Ah, kalimat basi itu lagi. Tapi, saya sempat melihat ironisnya. "Maksud lo, anak-anak lo menyelamatkan lo dari pemecatan?"

Gambar icon YM sedang tertawa lebar muncul tiga kali di layar laptop saya. "Ya, ya, ya, persisnya begitu."

Saya jadi ikut mengetikkan gambar icon YM sedang tertawa sangat-sangat lebar lima kali berturut-turut, lalu menambahkan: "Coba bayangin, seperti apa nasib lo kalo lo gak berumah tangga en gak beranak-pinak?"

Dia membalas dengan mengirimkan gambar icon YM sedang bermuram-durja, dan mengetik: "Bunuh diri kale...."

***

Rabu, 12 Desember 2007

MEDIUM MAKNA

LATAH menjadi "gaya hidup" yang senantiasa saya hindari.

Suatu kali, di meja meeting, seorang klien bertanya: "Anda punya blog?"

Tentu, saya tahu apa itu blog; kendati, jelas, tak paham pasti. Tapi, memiliki? Untuk apa? Terlalu banyak medium yang saya punyai jika sekadar ingin bereksplorasi.

Tapi, blog? Tidak. Tidak perlu.

***

SUATU ketika, saat mengambil rapor anak saya, sang guru bertanya: "Kalau boleh tahu, apa sesungguhnya profesi Anda?"

Saya terlengak; lebih karena berpikir si guru memang sedang menyimpan makna tertentu. Biasanya, di ujungnya, akan ditambah dengan kalimat: "Saya punya keponakan yang baru diwisuda jadi sarjana. Kira-kira Anda bisa bantu mempekerjakannya?"

Lagu lama, namun tetap manusiawi. Tipikal sejati mahluk sosial yang peduli pada sesama.

Karena terlanjur menebak ke arah mana pertanyaan itu akan berujung, saya dengan enggan balas bertanya: "Kenapa rupanya?"

"Ah, tidak," sang guru berkelit, namun saya tetap bersiaga mengendus akhirnya. "Saya cuma bingung. Suatu kali murid-murid saya beri tugas membuat karangan tentang profesi dan pekerjaan orang tua mereka."

"Oh ya?" Saya mendadak kesulitan mendeteksi ujung makna cerita si guru. "Dan, yang membuat Anda bingung adalah?"

"Anak Anda." Ia menyodorkan selembar kertas dengan tulisan cakar ayam satu alinea. Tulisan anak saya yang memang sulit dibaca. "Dia menulis begini."

Perlu empat kerutan mata untuk membaca tulisan itu. Namun, dampaknya sungguh mengejutkan: Pekerjaan Ayah saya miting.

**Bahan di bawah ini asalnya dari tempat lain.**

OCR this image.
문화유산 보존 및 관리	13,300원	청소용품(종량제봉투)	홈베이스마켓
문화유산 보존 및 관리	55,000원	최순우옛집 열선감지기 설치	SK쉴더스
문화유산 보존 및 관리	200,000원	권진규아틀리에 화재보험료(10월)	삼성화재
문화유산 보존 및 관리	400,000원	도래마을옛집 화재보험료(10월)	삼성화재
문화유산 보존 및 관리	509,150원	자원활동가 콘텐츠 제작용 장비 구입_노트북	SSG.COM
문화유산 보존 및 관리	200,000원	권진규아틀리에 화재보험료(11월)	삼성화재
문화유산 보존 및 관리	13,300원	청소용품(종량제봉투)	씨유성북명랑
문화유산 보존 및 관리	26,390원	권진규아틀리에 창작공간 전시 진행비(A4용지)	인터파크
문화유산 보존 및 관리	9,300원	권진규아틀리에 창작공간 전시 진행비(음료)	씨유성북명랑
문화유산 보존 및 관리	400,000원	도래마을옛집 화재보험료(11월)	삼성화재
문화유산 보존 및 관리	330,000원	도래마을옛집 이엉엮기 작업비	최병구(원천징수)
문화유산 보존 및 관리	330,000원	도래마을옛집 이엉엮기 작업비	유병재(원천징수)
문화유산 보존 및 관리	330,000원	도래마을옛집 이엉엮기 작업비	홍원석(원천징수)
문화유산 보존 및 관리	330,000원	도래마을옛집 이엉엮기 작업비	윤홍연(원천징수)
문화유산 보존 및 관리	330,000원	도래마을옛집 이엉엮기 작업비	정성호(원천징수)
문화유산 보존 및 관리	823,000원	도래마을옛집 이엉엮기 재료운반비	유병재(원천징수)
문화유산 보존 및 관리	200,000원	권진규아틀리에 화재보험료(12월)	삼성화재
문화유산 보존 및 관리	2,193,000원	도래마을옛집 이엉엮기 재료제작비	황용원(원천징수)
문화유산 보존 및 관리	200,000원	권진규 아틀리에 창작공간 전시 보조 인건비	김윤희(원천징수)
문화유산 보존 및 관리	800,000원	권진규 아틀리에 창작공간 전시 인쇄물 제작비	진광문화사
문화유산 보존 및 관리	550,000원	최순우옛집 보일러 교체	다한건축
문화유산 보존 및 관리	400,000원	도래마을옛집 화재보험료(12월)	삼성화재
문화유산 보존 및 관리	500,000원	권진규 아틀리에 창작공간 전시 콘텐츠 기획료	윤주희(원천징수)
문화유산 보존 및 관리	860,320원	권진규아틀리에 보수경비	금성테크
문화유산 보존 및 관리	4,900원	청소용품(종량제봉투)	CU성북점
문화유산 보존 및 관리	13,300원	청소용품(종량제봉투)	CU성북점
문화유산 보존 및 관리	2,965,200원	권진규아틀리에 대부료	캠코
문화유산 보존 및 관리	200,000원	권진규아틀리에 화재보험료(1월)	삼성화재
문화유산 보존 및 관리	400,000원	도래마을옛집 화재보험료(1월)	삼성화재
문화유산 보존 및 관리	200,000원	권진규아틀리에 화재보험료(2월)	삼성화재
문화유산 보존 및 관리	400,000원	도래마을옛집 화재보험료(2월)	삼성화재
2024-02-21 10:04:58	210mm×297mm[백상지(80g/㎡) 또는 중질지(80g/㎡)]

Pagi miting, siang miting, malam miting....

***

Saya pikir, dan ini yang akan terus saya sepakati, saya tak perlu bercerita detail pada si guru apa yang saya kerjakan. Namun, ketika saya pikir ulang, dan saya kaji berulang-ulang, faktanya, risiko pekerjaan memang menuntut jam bilogis saya berbeda dengan anak-anak saya.

Pulang kerja malam hari, mereka sudah tidur; dan saat mereka berangkat sekolah pagi hari, saya masih tergolek di tempat tidur. Sabtu-Minggu memang kami sepakat libur dan meliburkan diri. Namun, waktu sependek itu lebih banyak habis untuk berjalan-jalan ke mall dan ke kolam renang; tanpa sempat saling cerita saya bekerja apa dan sedang mengerjakan apa.

Yang ada justru, setelah saya pikir sekaligus kaji ulang, di tengah mall atau kolam renang, handphone saya seringkali berdering. Lalu, dalam hitungan menit, saya berpamitan dan meninggalkan mereka dengan satu alasan: meeting.

....kalau ditanya mau ke mana, Ayah selalu bilang miting. Kalau ditelepon Bunda sudah malam kok belum pulang, Ayah jawab lagi miting. Jadi, miting adalah profesi Ayah saya....

***

Itu sebabnya saya sekarang membuka blog. Tempat saya berakselerasi dan bereksplorasi menjelaskan kepada dunia, meski tetap saja tak detail, apa saya dan siapa saya.

Setidaknya, agar anak-anak saya mengerti, bahwa Ayahnya sesekali juga menulis blog, bukan melulu meeting.